Israeli-Swiss researchers make an unusual discovery - a star orbited by a `brown dwarf'
Two Israeli researchers working in conjunction with a Swiss team have discovered an unusual planetary system outside the solar system.
The Swiss team has been searching the skies using telescopes in France and Chile while the Israeli researchers, Professor Tsevi Mazeh and Dr. Shay Zucker of Tel Aviv University, handled the data analysis. A preliminary analysis of the light coming from one of the stars the team had been investigating, known as HD41004, indicated that the star had a nearby planet which made a complete orbit approximately every 30 hours. But according to Zucker, this seemed very suspicious, since no planet discovered hitherto orbits its star that quickly.
The two Israelis therefore performed further analysis of the star's light, using a new technique that they had developed. "Using this technique, we discovered that in truth, there were two stars," Zucker said. "The smaller star is orbited by a body called a `brown dwarf' - a body that is similar to a star, and larger than an ordinary planet. It was this [body] that was completing a revolution every 30 hours."
Additional observations and analyses, however, revealed that this system also contained a real planet that orbited the larger star. This planet completes one revolution approximately every 600 days.

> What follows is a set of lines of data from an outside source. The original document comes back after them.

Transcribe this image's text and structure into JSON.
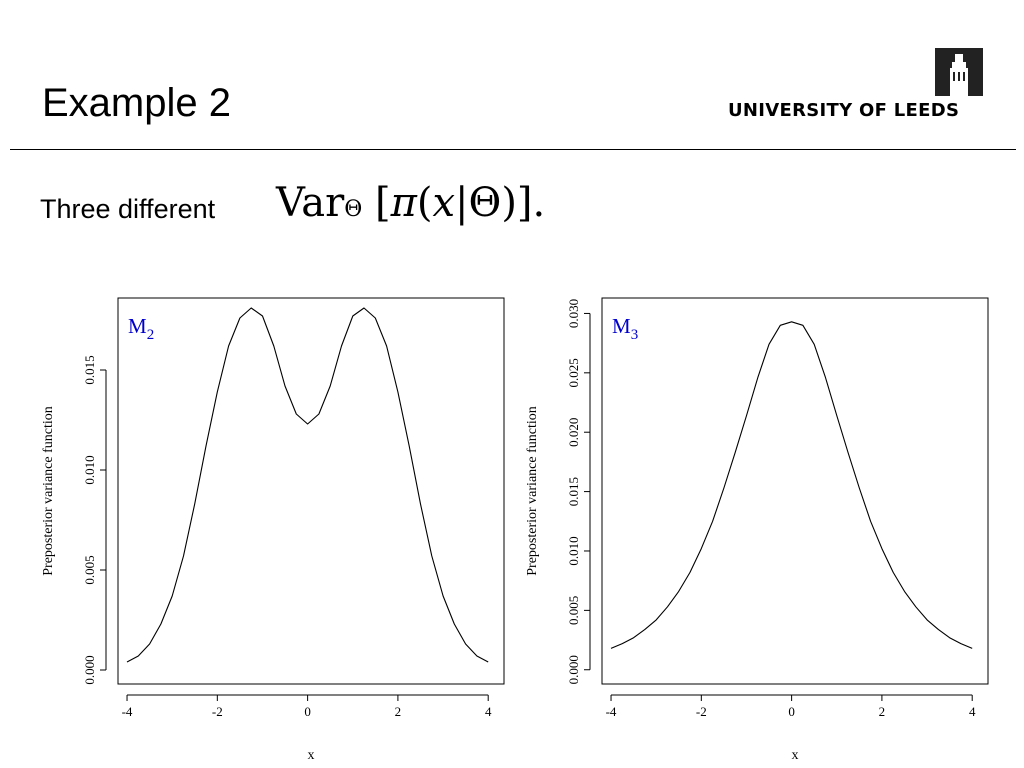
{
  "slide": {
    "title": "Example 2",
    "subtitle_prefix": "Three different",
    "formula": {
      "operator": "Var",
      "subscript": "Θ",
      "open": "[",
      "pi": "π",
      "paren_open": "(",
      "x": "x",
      "bar": "|",
      "theta": "Θ",
      "paren_close": ")",
      "close": "]",
      "period": "."
    }
  },
  "logo": {
    "text": "UNIVERSITY OF LEEDS",
    "icon": "university-tower-icon"
  },
  "colors": {
    "annotation": "#0000cc",
    "line": "#000000",
    "rule": "#000000"
  },
  "chart_data": [
    {
      "type": "line",
      "annotation": {
        "main": "M",
        "sub": "2"
      },
      "xlabel": "x",
      "ylabel": "Preposterior variance function",
      "xlim": [
        -4.2,
        4.35
      ],
      "ylim": [
        -0.0007,
        0.0186
      ],
      "xticks": [
        -4,
        -2,
        0,
        2,
        4
      ],
      "xtick_labels": [
        "-4",
        "-2",
        "0",
        "2",
        "4"
      ],
      "yticks": [
        0,
        0.005,
        0.01,
        0.015
      ],
      "ytick_labels": [
        "0.000",
        "0.005",
        "0.010",
        "0.015"
      ],
      "grid": false,
      "x": [
        -4.0,
        -3.75,
        -3.5,
        -3.25,
        -3.0,
        -2.75,
        -2.5,
        -2.25,
        -2.0,
        -1.75,
        -1.5,
        -1.25,
        -1.0,
        -0.75,
        -0.5,
        -0.25,
        0.0,
        0.25,
        0.5,
        0.75,
        1.0,
        1.25,
        1.5,
        1.75,
        2.0,
        2.25,
        2.5,
        2.75,
        3.0,
        3.25,
        3.5,
        3.75,
        4.0
      ],
      "y": [
        0.0004,
        0.0007,
        0.0013,
        0.0023,
        0.0037,
        0.0057,
        0.0083,
        0.0112,
        0.0139,
        0.0162,
        0.0176,
        0.0181,
        0.0177,
        0.0162,
        0.0142,
        0.0128,
        0.0123,
        0.0128,
        0.0142,
        0.0162,
        0.0177,
        0.0181,
        0.0176,
        0.0162,
        0.0139,
        0.0112,
        0.0083,
        0.0057,
        0.0037,
        0.0023,
        0.0013,
        0.0007,
        0.0004
      ]
    },
    {
      "type": "line",
      "annotation": {
        "main": "M",
        "sub": "3"
      },
      "xlabel": "x",
      "ylabel": "Preposterior variance function",
      "xlim": [
        -4.2,
        4.35
      ],
      "ylim": [
        -0.0012,
        0.0313
      ],
      "xticks": [
        -4,
        -2,
        0,
        2,
        4
      ],
      "xtick_labels": [
        "-4",
        "-2",
        "0",
        "2",
        "4"
      ],
      "yticks": [
        0,
        0.005,
        0.01,
        0.015,
        0.02,
        0.025,
        0.03
      ],
      "ytick_labels": [
        "0.000",
        "0.005",
        "0.010",
        "0.015",
        "0.020",
        "0.025",
        "0.030"
      ],
      "grid": false,
      "x": [
        -4.0,
        -3.75,
        -3.5,
        -3.25,
        -3.0,
        -2.75,
        -2.5,
        -2.25,
        -2.0,
        -1.75,
        -1.5,
        -1.25,
        -1.0,
        -0.75,
        -0.5,
        -0.25,
        0.0,
        0.25,
        0.5,
        0.75,
        1.0,
        1.25,
        1.5,
        1.75,
        2.0,
        2.25,
        2.5,
        2.75,
        3.0,
        3.25,
        3.5,
        3.75,
        4.0
      ],
      "y": [
        0.0018,
        0.0022,
        0.0027,
        0.0034,
        0.0042,
        0.0053,
        0.0066,
        0.0082,
        0.0102,
        0.0125,
        0.0153,
        0.0183,
        0.0214,
        0.0246,
        0.0274,
        0.029,
        0.0293,
        0.029,
        0.0274,
        0.0246,
        0.0214,
        0.0183,
        0.0153,
        0.0125,
        0.0102,
        0.0082,
        0.0066,
        0.0053,
        0.0042,
        0.0034,
        0.0027,
        0.0022,
        0.0018
      ]
    }
  ]
}
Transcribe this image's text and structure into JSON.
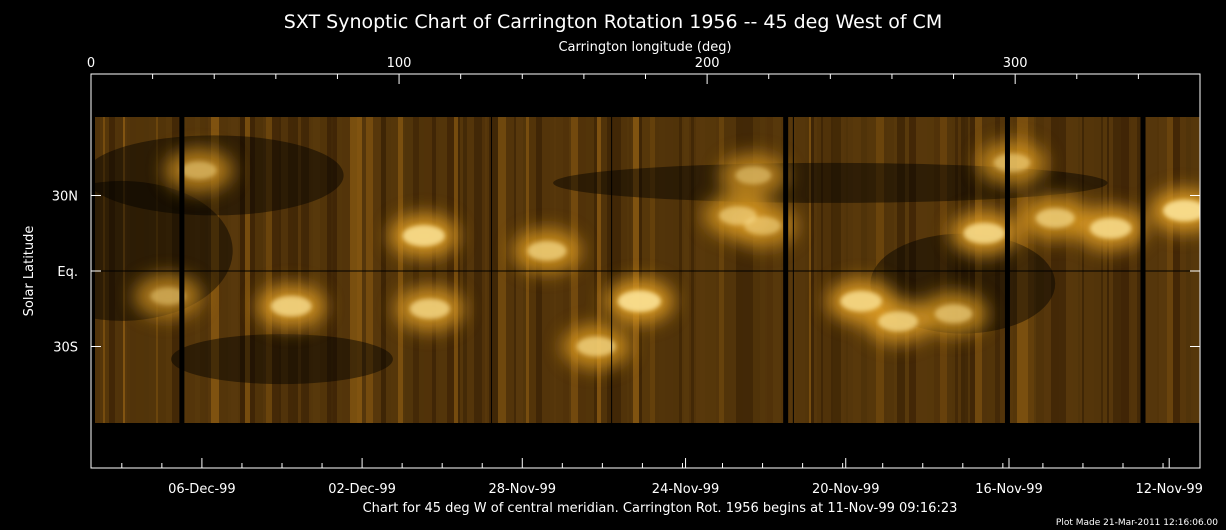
{
  "chart_data": {
    "type": "heatmap",
    "title": "SXT Synoptic Chart of Carrington Rotation 1956 -- 45 deg West of CM",
    "top_axis": {
      "label": "Carrington longitude (deg)",
      "range": [
        0,
        360
      ],
      "ticks": [
        {
          "value": 0,
          "label": "0"
        },
        {
          "value": 100,
          "label": "100"
        },
        {
          "value": 200,
          "label": "200"
        },
        {
          "value": 300,
          "label": "300"
        }
      ]
    },
    "y_axis": {
      "label": "Solar Latitude",
      "ticks": [
        {
          "value": 30,
          "label": "30N"
        },
        {
          "value": 0,
          "label": "Eq."
        },
        {
          "value": -30,
          "label": "30S"
        }
      ]
    },
    "bottom_axis": {
      "ticks": [
        {
          "longitude": 36,
          "label": "06-Dec-99"
        },
        {
          "longitude": 88,
          "label": "02-Dec-99"
        },
        {
          "longitude": 140,
          "label": "28-Nov-99"
        },
        {
          "longitude": 193,
          "label": "24-Nov-99"
        },
        {
          "longitude": 245,
          "label": "20-Nov-99"
        },
        {
          "longitude": 298,
          "label": "16-Nov-99"
        },
        {
          "longitude": 350,
          "label": "12-Nov-99"
        }
      ]
    },
    "footer": "Chart for 45 deg W of central meridian.  Carrington Rot. 1956 begins at 11-Nov-99 09:16:23",
    "stamp": "Plot Made 21-Mar-2011 12:16:06.00",
    "colormap": [
      "#000000",
      "#3d2406",
      "#8a5a12",
      "#d89822",
      "#ffeaa0"
    ],
    "bright_regions": [
      {
        "lon": 108,
        "lat": 14,
        "intensity": 0.9
      },
      {
        "lon": 148,
        "lat": 8,
        "intensity": 0.7
      },
      {
        "lon": 210,
        "lat": 22,
        "intensity": 0.6
      },
      {
        "lon": 218,
        "lat": 18,
        "intensity": 0.55
      },
      {
        "lon": 290,
        "lat": 15,
        "intensity": 0.85
      },
      {
        "lon": 331,
        "lat": 17,
        "intensity": 0.85
      },
      {
        "lon": 355,
        "lat": 24,
        "intensity": 0.95
      },
      {
        "lon": 313,
        "lat": 21,
        "intensity": 0.7
      },
      {
        "lon": 65,
        "lat": -14,
        "intensity": 0.8
      },
      {
        "lon": 110,
        "lat": -15,
        "intensity": 0.75
      },
      {
        "lon": 178,
        "lat": -12,
        "intensity": 0.95
      },
      {
        "lon": 164,
        "lat": -30,
        "intensity": 0.7
      },
      {
        "lon": 250,
        "lat": -12,
        "intensity": 0.85
      },
      {
        "lon": 262,
        "lat": -20,
        "intensity": 0.75
      },
      {
        "lon": 280,
        "lat": -17,
        "intensity": 0.6
      },
      {
        "lon": 25,
        "lat": -10,
        "intensity": 0.45
      },
      {
        "lon": 35,
        "lat": 40,
        "intensity": 0.5
      },
      {
        "lon": 215,
        "lat": 38,
        "intensity": 0.5
      },
      {
        "lon": 299,
        "lat": 43,
        "intensity": 0.55
      }
    ],
    "data_gaps_longitude": [
      29.5,
      225.5,
      297.5,
      341.5
    ],
    "grid_longitudes": [
      130,
      169,
      228
    ],
    "grid_latitudes": [
      0
    ]
  }
}
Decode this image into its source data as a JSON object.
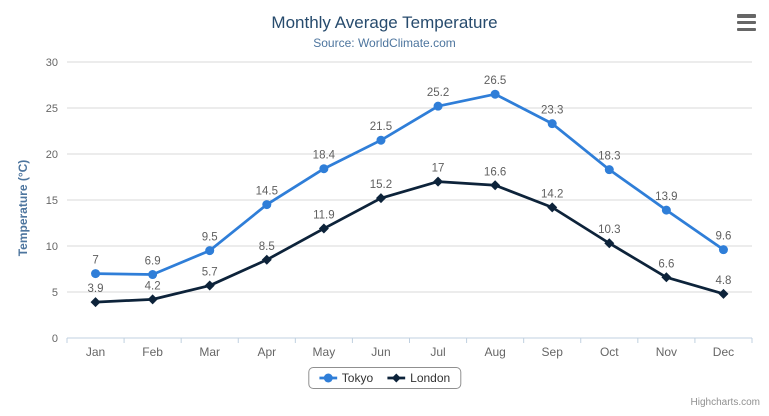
{
  "header": {
    "title": "Monthly Average Temperature",
    "subtitle": "Source: WorldClimate.com"
  },
  "credits": "Highcharts.com",
  "colors": {
    "title": "#274b6d",
    "subtitle": "#4d759e",
    "axis_title": "#4d759e",
    "axis_labels": "#666666",
    "data_labels": "#606060",
    "gridline": "#d8d8d8",
    "axis_line": "#c0d0e0",
    "legend_border": "#909090",
    "tokyo": "#2f7ed8",
    "london": "#0d233a"
  },
  "chart_data": {
    "type": "line",
    "title": "Monthly Average Temperature",
    "subtitle": "Source: WorldClimate.com",
    "categories": [
      "Jan",
      "Feb",
      "Mar",
      "Apr",
      "May",
      "Jun",
      "Jul",
      "Aug",
      "Sep",
      "Oct",
      "Nov",
      "Dec"
    ],
    "series": [
      {
        "name": "Tokyo",
        "color": "#2f7ed8",
        "marker": "circle",
        "values": [
          7,
          6.9,
          9.5,
          14.5,
          18.4,
          21.5,
          25.2,
          26.5,
          23.3,
          18.3,
          13.9,
          9.6
        ]
      },
      {
        "name": "London",
        "color": "#0d233a",
        "marker": "diamond",
        "values": [
          3.9,
          4.2,
          5.7,
          8.5,
          11.9,
          15.2,
          17,
          16.6,
          14.2,
          10.3,
          6.6,
          4.8
        ]
      }
    ],
    "xlabel": "",
    "ylabel": "Temperature (°C)",
    "ylim": [
      0,
      30
    ],
    "ytick_step": 5,
    "yticks": [
      0,
      5,
      10,
      15,
      20,
      25,
      30
    ],
    "grid": "horizontal",
    "data_labels_shown": true,
    "legend_position": "bottom-center"
  }
}
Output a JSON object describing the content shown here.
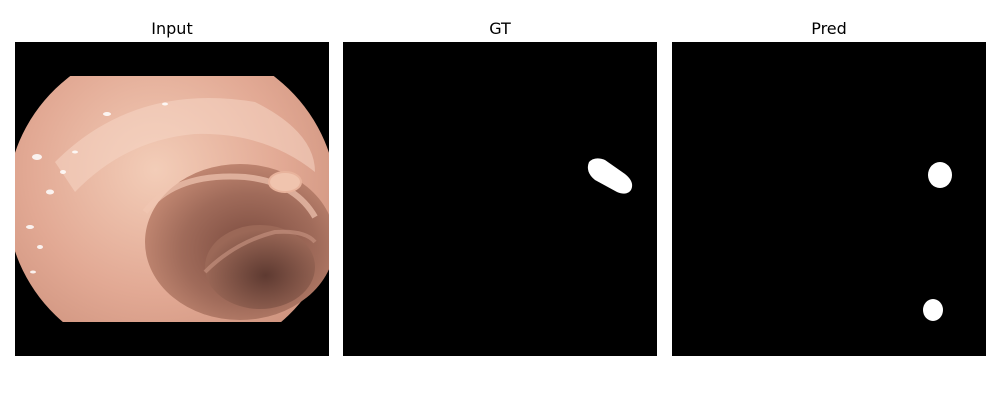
{
  "panels": [
    {
      "title": "Input",
      "kind": "endoscopy-photo"
    },
    {
      "title": "GT",
      "kind": "binary-mask"
    },
    {
      "title": "Pred",
      "kind": "binary-mask"
    }
  ],
  "colors": {
    "background": "#ffffff",
    "mask_background": "#000000",
    "mask_foreground": "#ffffff",
    "mucosa_light": "#f0c0a8",
    "mucosa_mid": "#d99a86",
    "lumen_dark": "#8a5a4c"
  }
}
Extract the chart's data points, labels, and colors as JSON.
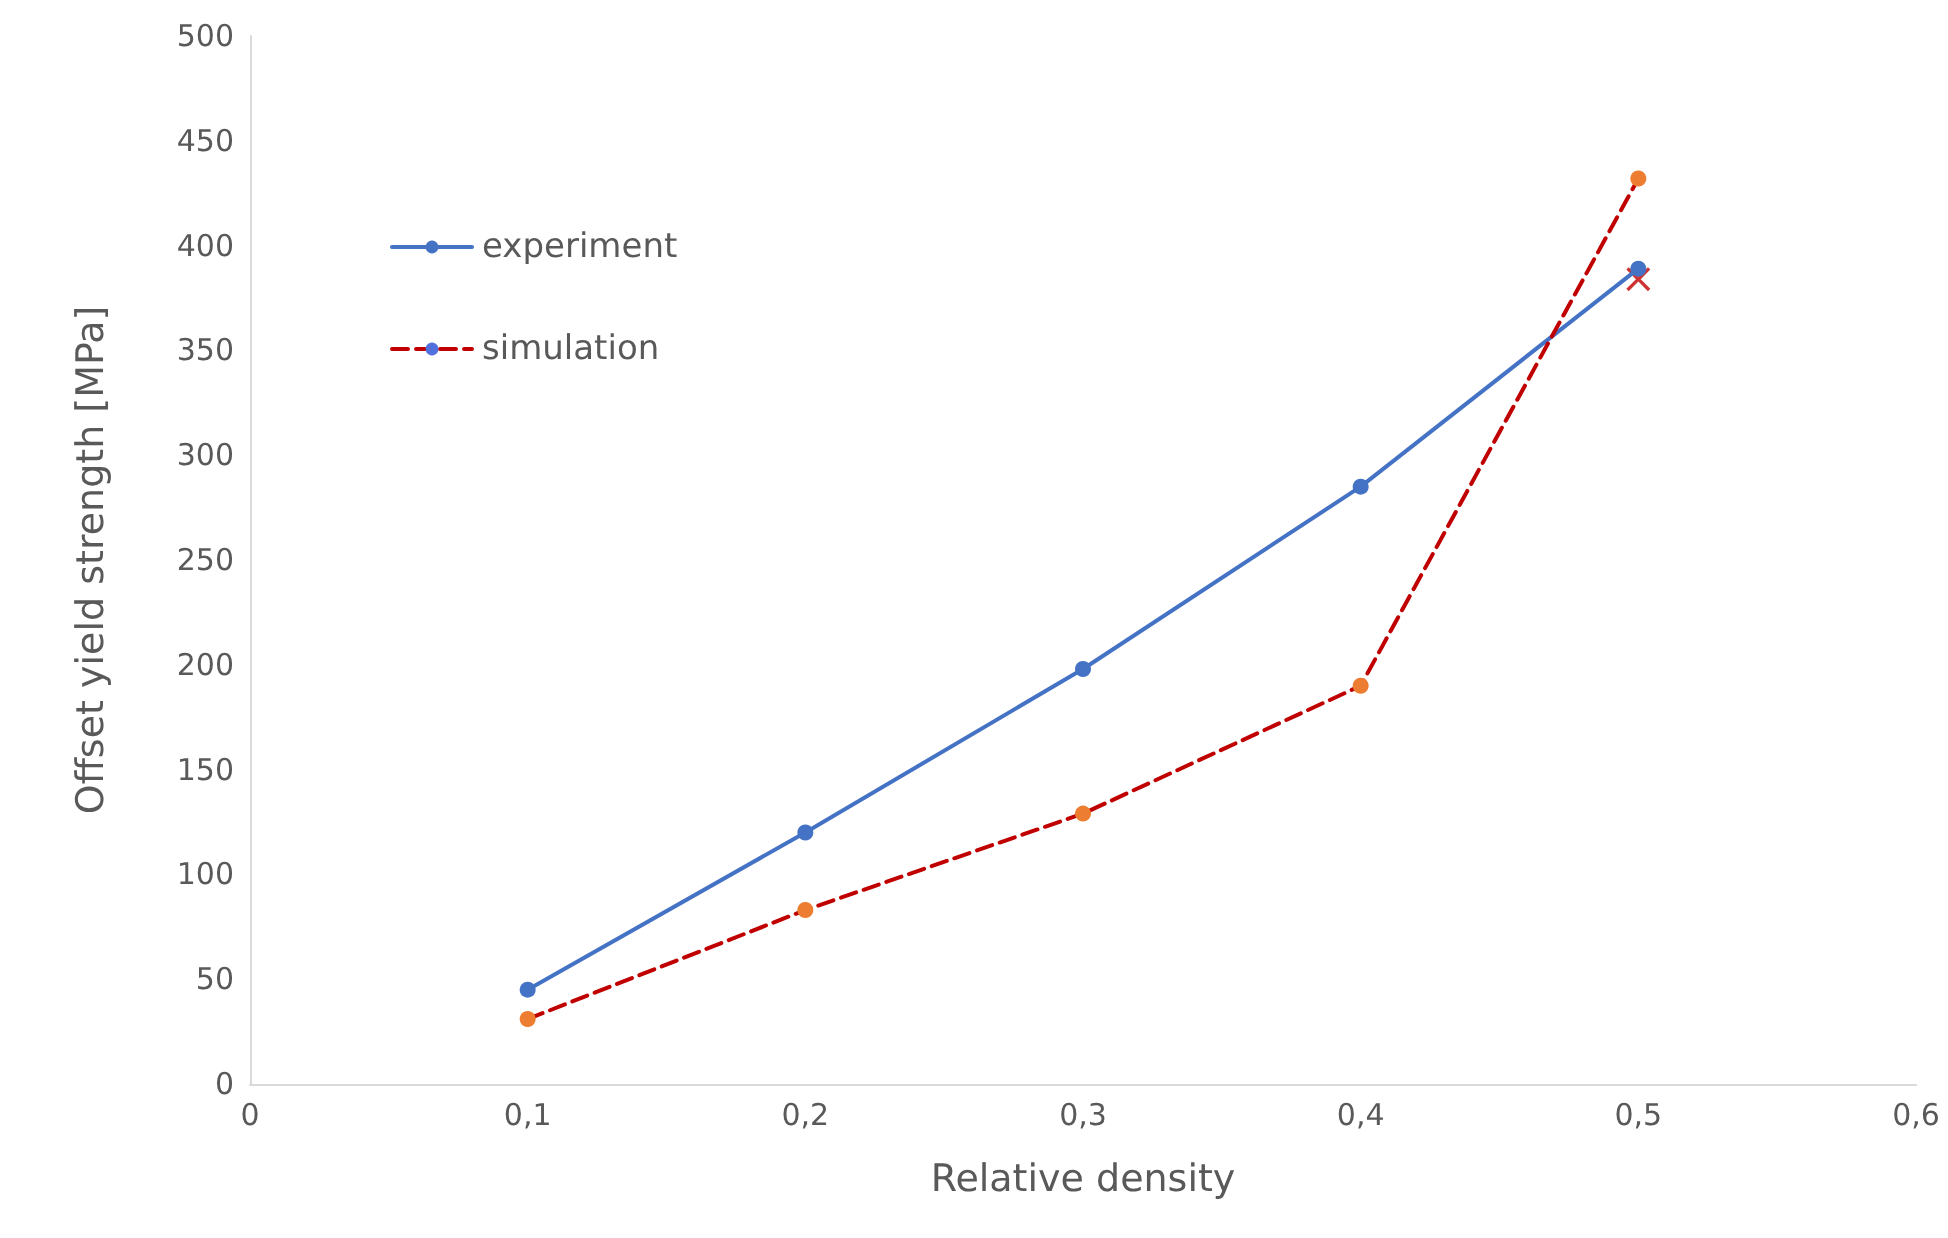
{
  "chart_data": {
    "type": "line",
    "xlabel": "Relative density",
    "ylabel": "Offset yield strength [MPa]",
    "x": [
      0.1,
      0.2,
      0.3,
      0.4,
      0.5
    ],
    "series": [
      {
        "name": "experiment",
        "color": "#4472c4",
        "values": [
          45,
          120,
          198,
          285,
          389
        ],
        "line_style": "solid"
      },
      {
        "name": "simulation",
        "color": "#c00000",
        "colors": [
          "#ed7d31",
          "#ed7d31",
          "#ed7d31",
          "#ed7d31",
          "#ed7d31"
        ],
        "values": [
          31,
          83,
          129,
          190,
          432
        ],
        "line_style": "dashed"
      },
      {
        "type": "scatter",
        "marker": "cross",
        "color": "#c00000",
        "x": [
          0.5
        ],
        "values": [
          384
        ]
      }
    ],
    "xlim": [
      0,
      0.6
    ],
    "xticks": [
      {
        "value": 0,
        "label": "0"
      },
      {
        "value": 0.1,
        "label": "0,1"
      },
      {
        "value": 0.2,
        "label": "0,2"
      },
      {
        "value": 0.3,
        "label": "0,3"
      },
      {
        "value": 0.4,
        "label": "0,4"
      },
      {
        "value": 0.5,
        "label": "0,5"
      },
      {
        "value": 0.6,
        "label": "0,6"
      }
    ],
    "ylim": [
      0,
      500
    ],
    "yticks": [
      0,
      50,
      100,
      150,
      200,
      250,
      300,
      350,
      400,
      450,
      500
    ],
    "grid": false,
    "legend": "top left",
    "marker": "circle"
  }
}
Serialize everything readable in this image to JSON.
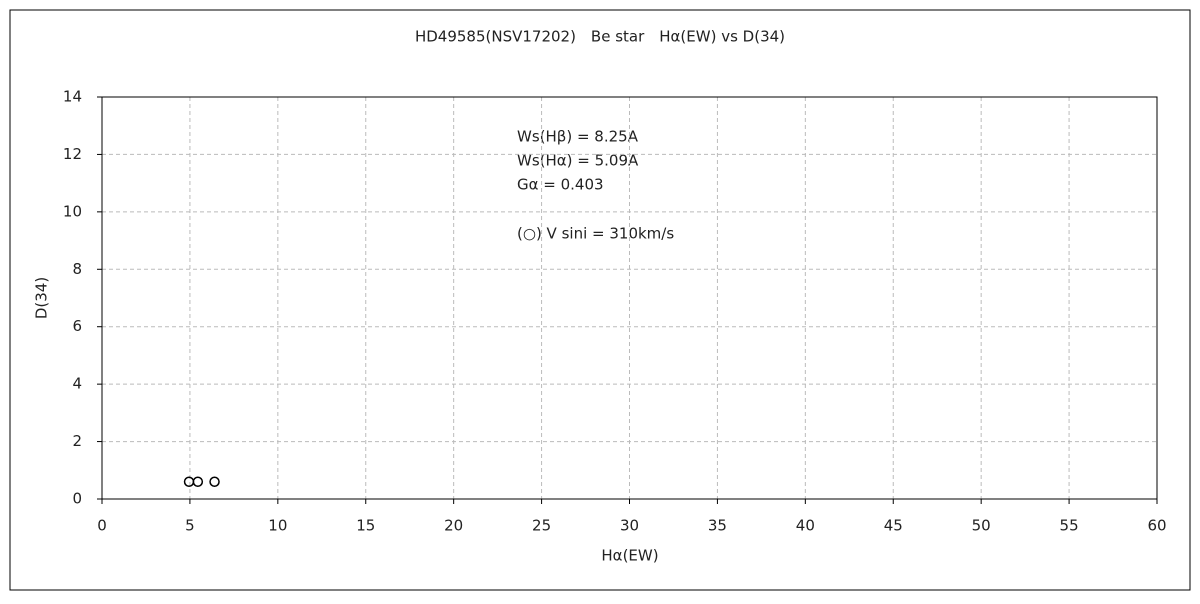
{
  "chart_data": {
    "type": "scatter",
    "title": "HD49585(NSV17202)　Be star　Hα(EW) vs D(34)",
    "x_label": "Hα(EW)",
    "y_label": "D(34)",
    "annotations": [
      "Ws(Hβ) = 8.25A",
      "Ws(Hα) = 5.09A",
      "Gα = 0.403",
      "(○) V sini = 310km/s"
    ],
    "series": [
      {
        "name": "V sini = 310km/s",
        "color": "#000000",
        "x": [
          4.95,
          5.45,
          6.4
        ],
        "values": [
          0.6,
          0.6,
          0.6
        ]
      }
    ],
    "xlim": [
      0,
      60
    ],
    "xticks": [
      0,
      5,
      10,
      15,
      20,
      25,
      30,
      35,
      40,
      45,
      50,
      55,
      60
    ],
    "ylim": [
      0,
      14
    ],
    "yticks": [
      0,
      2,
      4,
      6,
      8,
      10,
      12,
      14
    ],
    "grid": true
  }
}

Though the first planets outside the solar system were discovered only some 10 years ago, today about 100 are known. The HD41004 system, however, is the first system ever discovered that contains a double star, a brown dwarf and a planet. The existence of such a system may indicate that the birth process of double stars, planets and brown dwarfs are more closely related than had previously been thought, Zucker said.